Starring Donald Pleasence, Jamie Lee Curtis, P. J. Soles and Nancy Loomis.
What more needs to be said about the one that started it all? John Carpenter’s visceral, rough-edged slasher classic has inspired generations of horror filmmakers and popularised a trope-set that’s still being dined out on today.
The chilling opening first-person sequence does a marvellous job of cementing the film’s tone from the outset; artful and deliberate, but as made clear by the brutal slaughter of a bare-chested Judith Myers (Sandy Johnson), also rooted in exploitation.

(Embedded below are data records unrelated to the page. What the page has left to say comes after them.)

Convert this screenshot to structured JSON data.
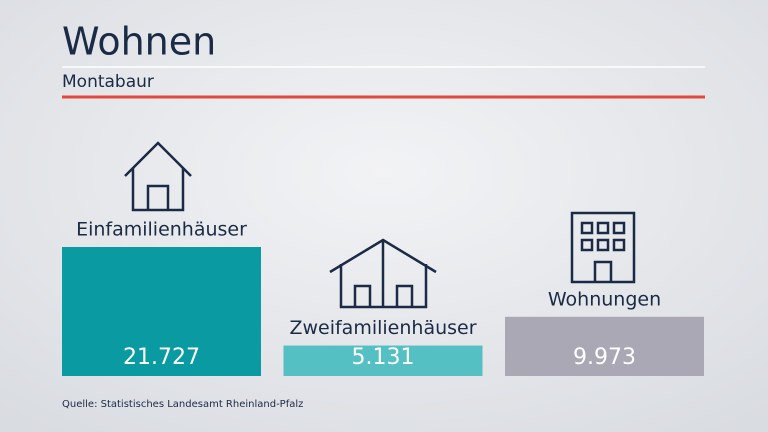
{
  "chart_data": {
    "type": "bar",
    "title": "Wohnen",
    "subtitle": "Montabaur",
    "categories": [
      "Einfamilienhäuser",
      "Zweifamilienhäuser",
      "Wohnungen"
    ],
    "values": [
      21727,
      5131,
      9973
    ],
    "value_labels": [
      "21.727",
      "5.131",
      "9.973"
    ],
    "colors": [
      "#0a9aa2",
      "#55c0c4",
      "#a9a8b4"
    ],
    "source": "Quelle: Statistisches Landesamt Rheinland-Pfalz"
  }
}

Carpenter melds that trashy gloss with a firm indie sensibility, lingering long on shots long after most filmmakers in the genre would cut, and having enough respect for the audience to let quietly suspenseful scenes breathe rather than fill the void with tension chords and jump scares. Carpenter also breaks the cardinal rule of horror by daring to feature Michael Myers extensively in the daytime, but thanks to the slow-building unease of the deliberate first act, it’s a gamble that absolutely pays off.
Not everything works in the film, though; there are a few lurches in pacing and Nancy Kyes, who plays Laurie’s babysitter pal Annie Brackett, gives a risible, over-affected performance throughout. It’s surely the movie’s biggest failing that so much of the second act focuses on her, and Annie’s climactic death scene is totally derailed by Kyes’ hilariously hammy acting.
Contemporary audiences should keep in mind, however, that Carpenter made the film for a mere $325,000, so as an achievement against limited resources, it’s reasonable not to expect world-class acting or production. And yet, Curtis and the brilliant Donald Pleasence turn in remarkable work here, such that the film suffers most any time they’re both off-screen.
Technically-speaking, it’s stood the test of time shockingly well; Carpenter’s creative camerawork and cinematography shames just about every subsequent entry into the genre, to say nothing of his inspired approach to scares. The famous bed sheet scene, of course, remains a rightful classic of the genre (and it’s surprisingly hilarious to boot), and while Carpenter does overuse his iconic title theme a little, it’s easy to understand why.
The original Halloween has a purity to it compared to succeeding movies which attempted to “refine” the formula for bigger scares, not to mention the contrived expansion of Myers’ mythos in the sequels. While there’s definitely some flab on its 92-minute bones, the less-interesting stretches are balanced out by some terrifically restrained suspense, ensuring that four decades on, Halloween remains a tenacious – if messy – exercise in atmospheric thrills.